İDSO mevsimi Yunus Emre Oratoryosu’yla açtı

Özlemişim. Dolu bir salona girmeyi, insanların arasından geçerek yerime oturmayı, orkestranın akort seslerini, şefin bagetini kaldırıp konseri başlatmasını özlemişim.

Egemen Berköz/Cumhuriyet

Çalıcıların yüzlerindeki anlam ve duygu değişimlerini izleyerek bir senfoni, bir konçerto dinlemeyi özlemişim. İstanbul Devlet Senfoni Orkestrası’nın (İDSO), altı yıldır salonsuz olan orkestramızın 2014-2015 mevsimi açılış konserinin başlamasını beklerken ayrımına vardım bunun. 1 Ekim Perşembe akşamı, Aya İrini tümüyle dolu. Demek özleyen yalnız ben değilmişim! Orkestra ve koro yerini aldıktan sonra kısa bir sunuş konuşması yapan ve ana sponsor Denizbank’ın genel müdürü Hakan Ateş’e bir teşekkür plaketi sunan İDSO yönetim kurulu üyesi Gülsen Negiz de zaten onu söyledi. “Salonumuz yok ama siz varsınız, dostlarımız var” dedi.

Sonra şef Gürer Aykal ve solistler, soprano Simge Büyükedes, mezzo soprano Asude Karayavuz, tenor Ünüşan Kuloğlu ve bas Tuncay Kurtoğlu yerlerini aldılar, Aykal bagetini kaldırdı ve konser başladı: İlk kuşak bestecilerimizden Ahmet Adnan Saygun’un Yunus Emre Oratoryosu. Türk halk müziğine büyük değer veren ve çoksesli yeni Türk müziğinin bu müzik işlenerek oluşturulması gerektiğine (tıpkı Atatürk gibi) inanan Saygun’un kendi deyişiyle yıllarca kafasında taşıdıktan sonra 1943’de başlayıp altı ayda bitirdiği yapıtı. İlk kez 1946’da bestecinin yönetiminde Cumhurbaşkanlığı Filarmoni Orkestrası’nca seslendirilen, 1958’de Birleşmiş Milletler’in kuruluş yıldönümü dolayısıyla New York’ta Leopold Stokowski yönetimindeki Symphony of Air Orkestrası’nca seslendirilişi diplomatik misyon şefleri üzerinde büyük etki yapan ve Kıbrıs görüşmelerinde kararın Türkiye’den yana çıkmasını sağlayan, başka bir deyişle politikanın yapamadığını başaran Yunus Emre Oratoryosu.

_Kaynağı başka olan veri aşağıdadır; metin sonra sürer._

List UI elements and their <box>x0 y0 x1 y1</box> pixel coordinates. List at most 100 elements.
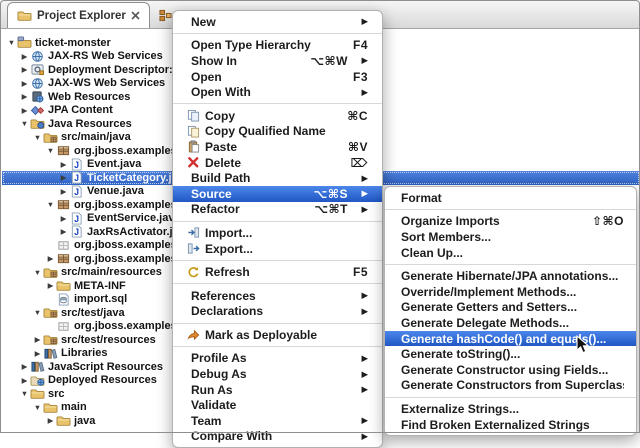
menu-item-generate-tostring[interactable]: Generate toString()... <box>385 346 636 362</box>
close-icon[interactable] <box>131 11 140 20</box>
menu-item-open-with[interactable]: Open With▶ <box>173 84 382 100</box>
collapse-arrow-icon[interactable]: ▼ <box>45 144 56 157</box>
menu-item-export[interactable]: Export... <box>173 241 382 257</box>
menu-item-label: Copy Qualified Name <box>205 124 368 138</box>
expand-arrow-icon[interactable]: ▶ <box>58 185 69 198</box>
menu-item-label: Generate Delegate Methods... <box>401 316 624 330</box>
menu-item-import[interactable]: Import... <box>173 225 382 241</box>
expand-arrow-icon[interactable]: ▶ <box>32 347 43 360</box>
expand-arrow-icon[interactable]: ▶ <box>58 158 69 171</box>
expand-arrow-icon[interactable]: ▶ <box>32 333 43 346</box>
menu-item-shortcut: ⌥⌘W <box>310 54 348 68</box>
submenu-arrow-icon: ▶ <box>357 202 368 217</box>
expand-arrow-icon[interactable]: ▶ <box>19 360 30 373</box>
tab-label: Project Explorer <box>37 10 126 22</box>
menu-item-find-broken-externalized-strings[interactable]: Find Broken Externalized Strings <box>385 417 636 433</box>
menu-item-generate-getters-and-setters[interactable]: Generate Getters and Setters... <box>385 300 636 316</box>
submenu-arrow-icon: ▶ <box>357 413 368 428</box>
menu-item-team[interactable]: Team ▶ <box>173 413 382 429</box>
menu-item-copy[interactable]: Copy⌘C <box>173 108 382 124</box>
menu-item-label: Build Path <box>191 171 348 185</box>
expand-arrow-icon[interactable]: ▶ <box>19 374 30 387</box>
menu-item-build-path[interactable]: Build Path▶ <box>173 170 382 186</box>
javafile-icon: J <box>69 158 84 171</box>
menu-item-generate-delegate-methods[interactable]: Generate Delegate Methods... <box>385 315 636 331</box>
menu-item-run-as[interactable]: Run As▶ <box>173 382 382 398</box>
menu-item-refactor[interactable]: Refactor⌥⌘T▶ <box>173 202 382 218</box>
expand-arrow-icon[interactable]: ▶ <box>19 50 30 63</box>
tree-item-label: Web Resources <box>48 91 134 103</box>
menu-item-format[interactable]: Format <box>385 190 636 206</box>
menu-separator <box>385 260 636 268</box>
menu-item-clean-up[interactable]: Clean Up... <box>385 245 636 261</box>
menu-item-open-type-hierarchy[interactable]: Open Type HierarchyF4 <box>173 38 382 54</box>
svg-text:J: J <box>74 214 79 224</box>
webservice-icon <box>30 50 45 63</box>
menu-item-debug-as[interactable]: Debug As▶ <box>173 366 382 382</box>
expand-arrow-icon[interactable]: ▶ <box>45 252 56 265</box>
tree-item-label: JAX-WS Web Services <box>48 77 169 89</box>
expand-arrow-icon[interactable]: ▶ <box>19 104 30 117</box>
menu-item-label: Sort Members... <box>401 230 624 244</box>
menu-item-label: Find Broken Externalized Strings <box>401 418 624 432</box>
menu-item-label: New <box>191 15 348 29</box>
menu-item-delete[interactable]: Delete⌦ <box>173 155 382 171</box>
menu-item-sort-members[interactable]: Sort Members... <box>385 229 636 245</box>
collapse-arrow-icon[interactable]: ▼ <box>32 266 43 279</box>
menu-item-externalize-strings[interactable]: Externalize Strings... <box>385 401 636 417</box>
collapse-arrow-icon[interactable]: ▼ <box>32 306 43 319</box>
menu-item-show-in[interactable]: Show In⌥⌘W▶ <box>173 53 382 69</box>
menu-item-compare-with[interactable]: Compare With▶ <box>173 429 382 445</box>
tree-item-label: src/test/resources <box>61 334 160 346</box>
menu-item-paste[interactable]: Paste⌘V <box>173 139 382 155</box>
tree-item-label: main <box>61 401 91 413</box>
submenu-arrow-icon: ▶ <box>357 85 368 100</box>
menu-item-mark-as-deployable[interactable]: Mark as Deployable <box>173 327 382 343</box>
collapse-arrow-icon[interactable]: ▼ <box>19 117 30 130</box>
collapse-arrow-icon[interactable]: ▼ <box>32 131 43 144</box>
menu-item-profile-as[interactable]: Profile As▶ <box>173 351 382 367</box>
svg-text:J: J <box>74 160 79 170</box>
expand-arrow-icon[interactable]: ▶ <box>58 225 69 238</box>
menu-item-label: Open <box>191 70 341 84</box>
menu-item-generate-hibernate-jpa-annotations[interactable]: Generate Hibernate/JPA annotations... <box>385 268 636 284</box>
package-icon <box>56 252 71 265</box>
submenu-arrow-icon: ▶ <box>357 14 368 29</box>
tree-item-label: ticket-monster <box>35 37 115 49</box>
menu-item-label: Team <box>191 414 348 428</box>
menu-item-organize-imports[interactable]: Organize Imports⇧⌘O <box>385 214 636 230</box>
collapse-arrow-icon[interactable]: ▼ <box>19 387 30 400</box>
menu-item-validate[interactable]: Validate <box>173 397 382 413</box>
menu-item-label: Mark as Deployable <box>205 328 368 342</box>
menu-item-shortcut: F4 <box>353 38 368 52</box>
menu-item-generate-hashcode-and-equals[interactable]: Generate hashCode() and equals()... <box>385 331 636 347</box>
menu-item-declarations[interactable]: Declarations▶ <box>173 304 382 320</box>
menu-item-copy-qualified-name[interactable]: Copy Qualified Name <box>173 124 382 140</box>
tab-project-explorer[interactable]: Project Explorer <box>7 2 150 28</box>
expand-arrow-icon[interactable]: ▶ <box>19 77 30 90</box>
menu-item-source[interactable]: Source⌥⌘S▶ <box>173 186 382 202</box>
menu-item-label: Run As <box>191 383 348 397</box>
export-icon <box>187 242 201 255</box>
expand-arrow-icon[interactable]: ▶ <box>58 171 69 184</box>
collapse-arrow-icon[interactable]: ▼ <box>45 198 56 211</box>
tree-item-label: import.sql <box>74 293 131 305</box>
collapse-arrow-icon[interactable]: ▼ <box>32 401 43 414</box>
menu-item-generate-constructors-from-superclass[interactable]: Generate Constructors from Superclass... <box>385 378 636 394</box>
menu-item-new[interactable]: New ▶ <box>173 14 382 30</box>
expand-arrow-icon[interactable]: ▶ <box>58 212 69 225</box>
tree-item-label: src <box>48 388 69 400</box>
expand-arrow-icon[interactable]: ▶ <box>19 63 30 76</box>
expand-arrow-icon[interactable]: ▶ <box>19 90 30 103</box>
collapse-arrow-icon[interactable]: ▼ <box>6 36 17 49</box>
menu-item-override-implement-methods[interactable]: Override/Implement Methods... <box>385 284 636 300</box>
menu-item-generate-constructor-using-fields[interactable]: Generate Constructor using Fields... <box>385 362 636 378</box>
webservice-icon <box>30 77 45 90</box>
menu-item-refresh[interactable]: RefreshF5 <box>173 264 382 280</box>
menu-item-open[interactable]: OpenF3 <box>173 69 382 85</box>
javafile-icon: J <box>69 185 84 198</box>
menu-separator <box>173 217 382 225</box>
expand-arrow-icon[interactable]: ▶ <box>45 279 56 292</box>
expand-arrow-icon[interactable]: ▶ <box>45 414 56 427</box>
menu-item-references[interactable]: References▶ <box>173 288 382 304</box>
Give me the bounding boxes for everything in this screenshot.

Şef Gürer Aykal’ın, orkestramızın, solistlerimizin değerlerini biliyoruz. Örneğin Büyükedes ile Karayavuz’u Siemens yarışmalarından anımsıyorum. Bugün ikisi de Avrupa’nın önde gelen opera sahnelerinde söylüyorlar. Ama, daha iki yıl önce kurulan ve tümüyle amatörlerden oluşan İDSO Korosu’nu ve şefleri Gökçen Koray ile Seval Irmak’ı özellikle kutlamak gerek. Hepsi birlikte çok iyi bir Yunus Emre Oratoryosu dinlettiler bize. Keşke, bu müziğin bizim müziğimiz olmadığını söyleyenlerden bazıları da dinleselerdi diyor, bir de Aya İrini’yi dolduran müzikseverlere sesleniyorum: Lütfen İDSO’nun bütün konserlerinde dolduralım salonları, göçebe orkestramızı yalnız bırakmayalım.